My Eulogy For My Dad, Abe Schumer
Welcome, everybody. We know it’s Thanksgiving weekend, and it may not have been easy for many of you to get here. But on behalf of Selma, Iris, Fran, Kevin, Bob, Pam, and the grandkids, we appreciate your presence.
Thanksgiving is a particularly poignant time for our family. Noah’s birthday was Wednesday, and I was born on Thanksgiving 1950. Mom was giving birth at French Hospital, then on 29th and 7th Avenue. After my father settled her in at about 8:30am, instead of going to the waiting room to await the upcoming blessed event, being the free spirit he sometimes was, he wandered over to the Macy’s Thanksgiving Day Parade and watched it in its entirety. I was born mid-morning, and he showed up at the hospital in the early afternoon, precipitating the first fight my parents had over me. I guess it didn’t do too much damage, as they had 72 beautiful years together.
Every year after that, my father would take us to the Thanksgiving Day Parade. It was a highlight of our year, as were the yearly trip to the Bronx Zoo, the Museum of Natural History, and the Planetarium, each of which we so looked forward to. On each trip, we were amazed at the extent of my father’s knowledge of astronomy, animals, natural history, and the like. He would explain these things to us in depth yet clearly and often brilliantly, and we remember much of what he taught us on those trips to this day.
But circumstances never allowed my father to use that knowledge and curiosity in a career. He was a child of the Depression and knew financial hardship and worry. And so when he returned from WWII in 1946, he immediately went to work in a small, not particularly profitable exterminating business that my grandfather, a great idealist, but not much of a business man, had purchased during the war from a German American who had left for Montana because he was sure the Nazis were going to bomb New York. The business was a tough grind every day, but my father realized his responsibility to support first his mother and two younger brothers, and then his wife and children.
Typical was an experience I went through working for him one summer when I was fifteen. I was sent to collect payment from a delinquent client — I’ll never forget his name — Mr. Waller. I took two buses on a hot August afternoon, arrived at Mr. Waller’s office and said to him “I’m Chuck Schumer, son of Abe Schumer of Century Exterminating; we’ve done a good job each month at your four apartment buildings — no rats, no roaches and you haven’t paid us for six months — I’ve come to collect.”

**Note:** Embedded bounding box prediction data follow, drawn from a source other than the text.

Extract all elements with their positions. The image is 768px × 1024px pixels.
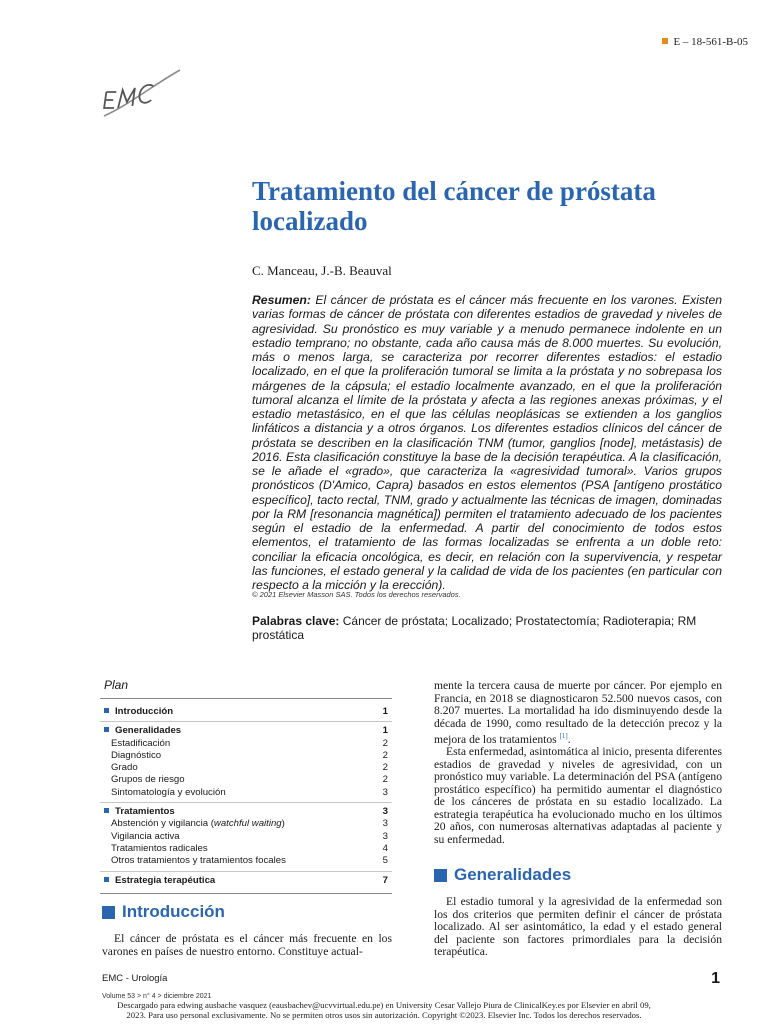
plan-section	[100, 802, 392, 867]
keywords	[252, 614, 732, 642]
plan-section	[100, 706, 392, 718]
intro-text	[102, 933, 392, 958]
plan-item-label	[100, 818, 285, 830]
plan-item[interactable]	[100, 831, 392, 843]
plan-item-label-text: Grado	[111, 762, 138, 774]
plan-item-label	[100, 855, 286, 867]
plan-item[interactable]	[100, 843, 392, 855]
plan-item-label-text: Grupos de riesgo	[111, 774, 185, 786]
plan-item-label-text: Generalidades	[115, 725, 182, 737]
plan-item-label	[100, 806, 175, 818]
page-number: 1	[711, 970, 720, 987]
document-code	[662, 36, 748, 48]
plan-item-label	[100, 750, 161, 762]
plan-list	[100, 706, 392, 887]
plan-item-label	[100, 843, 208, 855]
plan-item-page: 3	[382, 818, 388, 830]
plan-item-page: 2	[382, 749, 388, 761]
keywords-label: Palabras clave:	[252, 614, 340, 628]
copyright-notice: © 2021 Elsevier Masson SAS. Todos los derechos reservados.	[252, 590, 461, 599]
plan-item[interactable]	[100, 855, 392, 867]
plan-item-label-text: Estadificación	[111, 737, 171, 749]
plan-item-page: 2	[382, 774, 388, 786]
plan-item[interactable]	[100, 818, 392, 830]
abstract	[252, 293, 722, 592]
section-heading-introduccion	[102, 902, 225, 922]
section-heading-text: Generalidades	[454, 865, 572, 884]
plan-item-label-italic: watchful waiting	[213, 818, 282, 830]
plan-section	[100, 871, 392, 887]
plan-item[interactable]	[100, 774, 392, 786]
section-heading-text: Introducción	[122, 902, 225, 921]
download-notice-line: 2023. Para uso personal exclusivamente. No se permiten otros usos sin autorización. Copyright ©2023. Elsevier Inc. Todos los derechos reservados.	[126, 1010, 642, 1020]
plan-item-label-text: Tratamientos radicales	[111, 842, 208, 854]
plan-item-label	[100, 725, 181, 737]
plan-item-label-text: Diagnóstico	[111, 749, 162, 761]
paragraph-end: .	[567, 732, 571, 746]
plan-item-label	[100, 774, 185, 786]
paragraph	[434, 680, 722, 746]
plan-title: Plan	[104, 678, 129, 692]
plan-item[interactable]	[100, 738, 392, 750]
abstract-label: Resumen:	[252, 293, 311, 307]
paragraph: El cáncer de próstata es el cáncer más frecuente en los varones en países de nuestro entorno. Constituye actual-	[102, 932, 392, 958]
plan-item-label	[100, 738, 170, 750]
plan-item-label-text: Introducción	[115, 706, 174, 717]
plan-item-label-text: Estrategia terapéutica	[115, 874, 216, 886]
emc-logo	[100, 66, 184, 118]
plan-item-label	[100, 706, 173, 718]
blue-square-icon	[102, 906, 115, 919]
plan-item-label-end: )	[281, 818, 285, 830]
volume-info: Volume 53 > n° 4 > diciembre 2021	[102, 993, 212, 1000]
paragraph: El estadio tumoral y la agresividad de la enfermedad son los dos criterios que permiten definir el cáncer de próstata localizado. Al ser asintomático, la edad y el estado general del paciente son factores primordiales para la decisión terapéutica.	[434, 895, 722, 958]
plan-item-label	[100, 831, 180, 843]
plan-item-label-text: Vigilancia activa	[111, 830, 180, 842]
article-authors: C. Manceau, J.-B. Beauval	[252, 263, 392, 278]
plan-item-page: 4	[382, 842, 388, 854]
plan-item-page: 1	[382, 725, 388, 737]
plan-item-page: 3	[382, 830, 388, 842]
plan-item-page: 2	[382, 762, 388, 774]
blue-square-icon	[434, 869, 447, 882]
plan-item-heading[interactable]	[100, 806, 392, 818]
plan-item-label-text: Abstención y vigilancia (	[111, 818, 214, 830]
abstract-text: El cáncer de próstata es el cáncer más frecuente en los varones. Existen varias formas de cáncer de próstata con diferentes estadios de gravedad y niveles de agresividad. Su pronóstico es muy variable y a menudo permanece indolente en un estadio temprano; no obstante, cada año causa más de 8.000 muertes. Su evolución, más o menos larga, se caracteriza por recorrer diferentes estadios: el estadio localizado, en el que la proliferación tumoral se limita a la próstata y no sobrepasa los márgenes de la cápsula; el estadio localmente avanzado, en el que la proliferación tumoral alcanza el límite de la próstata y afecta a las regiones anexas próximas, y el estadio metastásico, en el que las células neoplásicas se extienden a los ganglios linfáticos a distancia y a otros órganos. Los diferentes estadios clínicos del cáncer de próstata se describen en la clasificación TNM (tumor, ganglios [node], metástasis) de 2016. Esta clasificación constituye la base de la decisión terapéutica. A la clasificación, se le añade el «grado», que caracteriza la «agresividad tumoral». Varios grupos pronósticos (D'Amico, Capra) basados en estos elementos (PSA [antígeno prostático específico], tacto rectal, TNM, grado y actualmente las técnicas de imagen, dominadas por la RM [resonancia magnética]) permiten el tratamiento adecuado de los pacientes según el estadio de la enfermedad. A partir del conocimiento de todos estos elementos, el tratamiento de las formas localizadas se enfrenta a un doble reto: conciliar la eficacia oncológica, es decir, en relación con la supervivencia, y respetar las funciones, el estado general y la calidad de vida de los pacientes (en particular con respecto a la micción y la erección).	[252, 293, 722, 592]
reference-link[interactable]: [1]	[559, 732, 568, 740]
plan-item[interactable]	[100, 787, 392, 799]
plan-item-label	[100, 875, 215, 887]
plan-item-label-text: Tratamientos	[115, 806, 175, 818]
journal-name: EMC - Urología	[102, 973, 168, 984]
generalidades-text	[434, 896, 722, 959]
download-notice	[0, 1000, 768, 1020]
right-column-text	[434, 680, 722, 846]
plan-item-page: 7	[382, 874, 388, 886]
plan-item-heading[interactable]	[100, 706, 392, 718]
download-notice-line: Descargado para edwing ausbache vasquez (eausbachev@ucvvirtual.edu.pe) en University Cesar Vallejo Piura de ClinicalKey.es por Elsevier en abril 09,	[117, 1000, 651, 1010]
document-code-text: E – 18-561-B-05	[673, 36, 748, 48]
plan-item-label-text: Otros tratamientos y tratamientos focales	[111, 855, 286, 867]
keywords-text: Cáncer de próstata; Localizado; Prostatectomía; Radioterapia; RM prostática	[252, 614, 697, 642]
plan-box	[100, 678, 392, 894]
plan-item-page: 1	[382, 706, 388, 717]
plan-item-heading[interactable]	[100, 875, 392, 887]
plan-divider	[100, 698, 392, 699]
paragraph-text: mente la tercera causa de muerte por cáncer. Por ejemplo en Francia, en 2018 se diagnosticaron 52.500 nuevos casos, con 8.207 muertes. La mortalidad ha ido disminuyendo desde la década de 1990, como resultado de la detección precoz y la mejora de los tratamientos	[434, 679, 722, 746]
plan-item-label-text: Sintomatología y evolución	[111, 786, 226, 798]
section-heading-generalidades	[434, 865, 571, 885]
plan-item-heading[interactable]	[100, 725, 392, 737]
plan-divider	[100, 893, 392, 894]
plan-item[interactable]	[100, 750, 392, 762]
plan-item-page: 3	[382, 806, 388, 818]
plan-item-page: 2	[382, 737, 388, 749]
plan-item-label	[100, 762, 138, 774]
article-title: Tratamiento del cáncer de próstata localizado	[252, 176, 656, 236]
plan-item-label	[100, 787, 226, 799]
paragraph: Esta enfermedad, asintomática al inicio, presenta diferentes estadios de gravedad y niveles de agresividad, con un pronóstico muy variable. La determinación del PSA (antígeno prostático específico) ha permitido aumentar el diagnóstico de los cánceres de próstata en su estadio localizado. La estrategia terapéutica ha evolucionado mucho en los últimos 20 años, con numerosas alternativas adaptadas al paciente y su enfermedad.	[434, 745, 722, 846]
plan-item-page: 3	[382, 786, 388, 798]
plan-item[interactable]	[100, 762, 392, 774]
plan-section	[100, 721, 392, 799]
orange-square-icon	[662, 38, 668, 44]
plan-item-page: 5	[382, 855, 388, 867]
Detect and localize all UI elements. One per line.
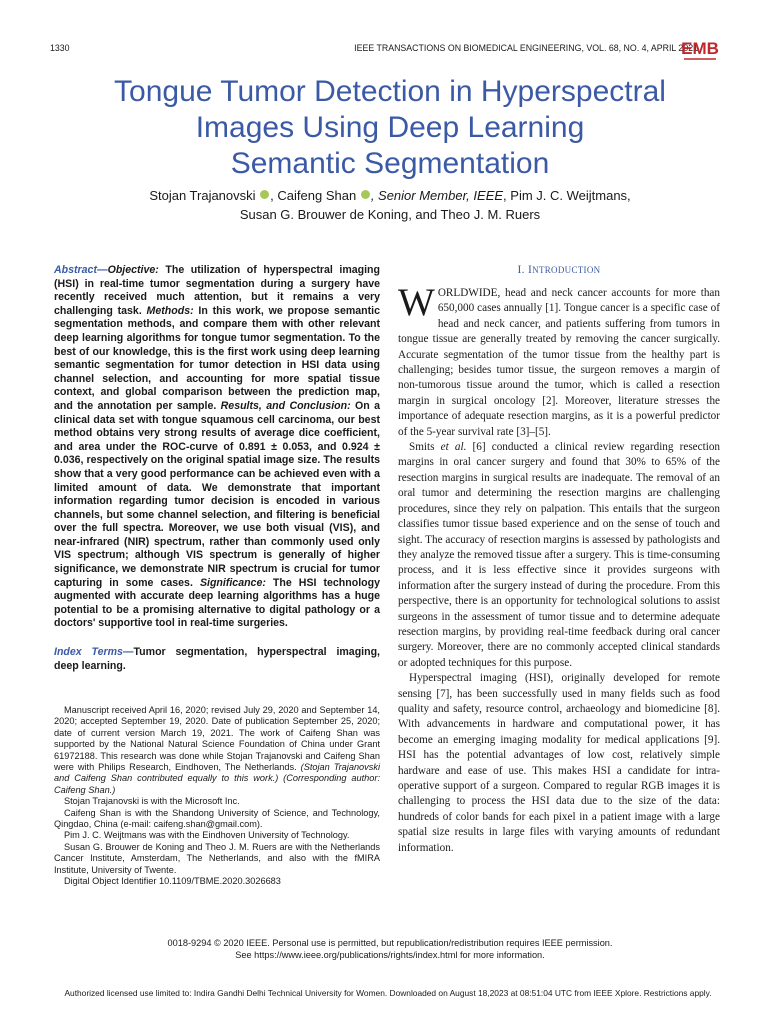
paragraph: Smits et al. [6] conducted a clinical review regarding resection margins in oral cancer surgery and found that 30% to 65% of the resection margins in surgical results are inadequate. The removal of an oral tumor and determining the resection margins are challenging procedures, since they rely on palpation. This entails that the surgeon classifies tumor tissue based experience and on the sense of touch and sight. The accuracy of resection margins is assessed by pathologists and they analyze the removed tissue after a surgery. This is time-consuming process, and it is less effective since it provides surgeons with information after the surgery instead of during the procedure. From this perspective, there is an opportunity for technological solutions to assist surgeons in the assessment of tumor tissue and to determine adequate resection margins, by providing real-time feedback during oral cancer surgery. Moreover, there are no commonly accepted clinical standards or adopted techniques for this purpose. [398, 441, 721, 669]
paper-title [60, 74, 720, 182]
author-role: , Senior Member, IEEE [370, 188, 504, 203]
significance-label: Significance: [199, 576, 266, 589]
title-line: Tongue Tumor Detection in Hyperspectral [114, 75, 666, 108]
title-line: Semantic Segmentation [230, 147, 550, 180]
title-line: Images Using Deep Learning [195, 111, 585, 144]
footnote-paragraph: Susan G. Brouwer de Koning and Theo J. M. Ruers are with the Netherlands Cancer Institute, Amsterdam, The Netherlands, and also with the fMIRA Institute, University of Twente. [54, 841, 380, 875]
paragraph: Hyperspectral imaging (HSI), originally developed for remote sensing [7], has been successfully used in many fields such as food quality and safety, resource control, archaeology and biomedicine [8]. With advancements in hardware and computational power, it has become an emerging imaging modality for medical applications [9]. HSI has the potential advantages of low cost, relatively simple hardware and ease of use. This makes HSI a candidate for intra-operative support of a surgeon. Compared to regular RGB images it is challenging to process the HSI data due to the size of the data: hundreds of color bands for each pixel in a patient image with a large spatial size results in large files with varying amounts of redundant information. [398, 672, 720, 854]
footnote-paragraph: Pim J. C. Weijtmans was with the Eindhoven University of Technology. [64, 830, 350, 841]
footnote-paragraph: Caifeng Shan is with the Shandong University of Science, and Technology, Qingdao, China (e-mail: caifeng.shan@gmail.com). [54, 807, 380, 830]
footnotes [54, 705, 380, 888]
footnote-paragraph: Digital Object Identifier 10.1109/TBME.2020.3026683 [64, 876, 281, 887]
methods-label: Methods: [146, 304, 194, 317]
index-terms: Index Terms—Tumor segmentation, hyperspectral imaging, deep learning. [54, 646, 380, 672]
abstract-label: Abstract [54, 264, 97, 276]
orcid-icon[interactable] [260, 190, 269, 199]
author-name: , Pim J. C. Weijtmans, [503, 188, 631, 203]
author-name: , Caifeng Shan [270, 188, 357, 203]
running-header [50, 43, 698, 57]
journal-info: IEEE TRANSACTIONS ON BIOMEDICAL ENGINEERING, VOL. 68, NO. 4, APRIL 2021 [354, 43, 698, 53]
section-heading: I. INTRODUCTION [517, 264, 601, 276]
results-label: Results, and Conclusion: [220, 399, 351, 412]
abstract-text: In this work, we propose semantic segmentation methods, and compare them with other relevant deep learning algorithms for tongue tumor segmentation. To the best of our knowledge, this is the first work using deep learning semantic segmentation for tumor detection in HSI data using channel selection, and accounting for more spatial tissue context, and global comparison between the prediction map, and the annotation per sample. [54, 304, 380, 412]
copyright-notice [60, 938, 720, 961]
abstract: Abstract—Objective: The utilization of hyperspectral imaging (HSI) in real-time tumor segmentation during a surgery have recently received much attention, but it remains a very challenging task. Methods: In this work, we propose semantic segmentation methods, and compare them with other relevant deep learning algorithms for tongue tumor segmentation. To the best of our knowledge, this is the first work using deep learning semantic segmentation for tumor detection in HSI data using channel selection, and accounting for more spatial tissue context, and global comparison between the prediction map, and the annotation per sample. Results, and Conclusion: On a clinical data set with tongue squamous cell carcinoma, our best method obtains very strong results of average dice coefficient, and area under the ROC-curve of 0.891 ± 0.053, and 0.924 ± 0.036, respectively on the original spatial image size. The results show that a very good performance can be achieved even with a limited amount of data. We demonstrate that important information regarding tumor decision is encoded in various channels, but some channel selection, and filtering is beneficial over the full spectra. Moreover, we use both visual (VIS), and near-infrared (NIR) spectrum, rather than commonly used only VIS spectrum; although VIS spectrum is generally of higher significance, we demonstrate NIR spectrum is crucial for tumor capturing in some cases. Significance: The HSI technology augmented with accurate deep learning algorithms has a huge potential to be a promising alternative to digital pathology or a doctors' supportive tool in real-time surgeries. [54, 264, 381, 630]
author-line: Susan G. Brouwer de Koning, and Theo J. M. Ruers [239, 207, 541, 222]
index-terms-text: Tumor segmentation, hyperspectral imaging, deep learning. [54, 646, 380, 672]
introduction-body [398, 281, 721, 856]
abstract-text: The HSI technology augmented with accurate deep learning algorithms has a huge potential to be a promising alternative to digital pathology or a doctors' supportive tool in real-time surgeries. [54, 576, 381, 630]
index-terms-label: Index Terms [54, 646, 123, 658]
objective-label: Objective: [107, 264, 159, 276]
footnote-italic: (Stojan Trajanovski and Caifeng Shan contributed equally to this work.) (Corresponding author: Caifeng Shan.) [54, 762, 380, 795]
license-notice: Authorized licensed use limited to: Indira Gandhi Delhi Technical University for Women. Downloaded on August 18,2023 at 08:51:04 UTC from IEEE Xplore. Restrictions apply. [64, 988, 712, 998]
paragraph: WORLDWIDE, head and neck cancer accounts for more than 650,000 cases annually [1]. Tongue cancer is a specific case of head and neck cancer, and patients suffering from tumors in tongue tissue are generally treated by removing the cancer surgically. Accurate segmentation of the tumor tissue from the healthy part is challenging; besides tumor tissue, the surgeon removes a margin of non-tumorous tissue around the tumor, which is called a resection margin in surgical oncology [2]. Moreover, literature stresses the importance of adequate resection margins, as it is a powerful predictor of the 5-year survival rate [3]–[5]. [398, 281, 720, 438]
drop-cap: W [398, 281, 435, 324]
abstract-text: The utilization of hyperspectral imaging (HSI) in real-time tumor segmentation during a surgery have recently received much attention, but it remains a very challenging task. [54, 264, 380, 317]
copyright-line: See https://www.ieee.org/publications/rights/index.html for more information. [235, 949, 545, 960]
emb-logo-text: EMB [681, 39, 719, 58]
page-number: 1330 [50, 43, 70, 53]
copyright-line: 0018-9294 © 2020 IEEE. Personal use is permitted, but republication/redistribution requires IEEE permission. [167, 938, 613, 948]
author-line [60, 186, 720, 205]
author-name: Stojan Trajanovski [149, 188, 256, 203]
footnote-paragraph: Manuscript received April 16, 2020; revised July 29, 2020 and September 14, 2020; accepted September 19, 2020. Date of publication September 25, 2020; date of current version March 19, 2021. The work of Caifeng Shan was supported by the National Natural Science Foundation of China under Grant 61972188. This research was done while Stojan Trajanovski and Caifeng Shan were with Philips Research, Eindhoven, The Netherlands. (Stojan Trajanovski and Caifeng Shan contributed equally to this work.) (Corresponding author: Caifeng Shan.) [54, 705, 380, 795]
footnote-paragraph: Stojan Trajanovski is with the Microsoft Inc. [64, 796, 240, 807]
author-list [60, 186, 720, 224]
abstract-text: On a clinical data set with tongue squamous cell carcinoma, our best method obtains very strong results of average dice coefficient, and area under the ROC-curve of 0.891 ± 0.053, and 0.924 ± 0.036, respectively on the original spatial image size. The results show that a very good performance can be achieved even with a limited amount of data. We demonstrate that important information regarding tumor decision is encoded in various channels, but some channel selection, and filtering is beneficial over the full spectra. Moreover, we use both visual (VIS), and near-infrared (NIR) spectrum, rather than commonly used only VIS spectrum; although VIS spectrum is generally of higher significance, we demonstrate NIR spectrum is crucial for tumor capturing in some cases. [54, 399, 380, 589]
emb-logo [680, 38, 720, 64]
orcid-icon[interactable] [361, 190, 370, 199]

He replied, “Your father is only a small business man. He can’t afford a lawyer, and I’ll wait him out in small claims court. I’m not paying — get lost.” These were the type of experiences my father lived with every day but realizing the responsibility he had to his family — he never quit, he never cut corners, and never even resented others who might have had better, easier circumstances. He instilled in me a desire to achieve the opportunities that he never had and that he afforded me through his hard work and his example; I strive to employ the same values and work ethic that he employed every day.
The second half of my Dad’s adult life was much, much sunnier; he retired from the business, and he and my mom had a great 30 years. He took up golf; they had much more time to socialize with the many friends they had made over the years, and drove down to Florida every winter. In Florida, they enrolled at Florida Atlantic University, which allows senior citizens to enroll in any course for free. They took a course called “Humor” where each week some erstwhile comedian who never made it in the Catskills got up and told jokes for 45 minutes. Dad would call us each week laughing hysterically at the latest awful joke and said to me, “College seems pretty easy — maybe I should’ve gone!” It was a great, happy 30 years for my Mom and Dad.
So this Thanksgiving, we have a lot to be grateful for — at the top of the list is the beautiful marriage Dad had with Mom for 72 years — 72!!! years. They loved each other so deeply, carried each other’s burdens and only fought over small things — like which Chinese restaurant to go to. In the last few hours of Dad’s life, they were holding hands, looking at each other devotedly and yet in peace.
We are also grateful for all of the values Dad instilled in us — always by example not by preaching. The responsibility to others beyond yourself and the conviction that doing the right thing even when others don’t will lead to eventual success.
Dad was the quiet, strong glue that kept our family so close, and the kind of person that keeps our society strong, needed now more than ever. He was a shining example of the Greatest Generation. We love him and will miss him.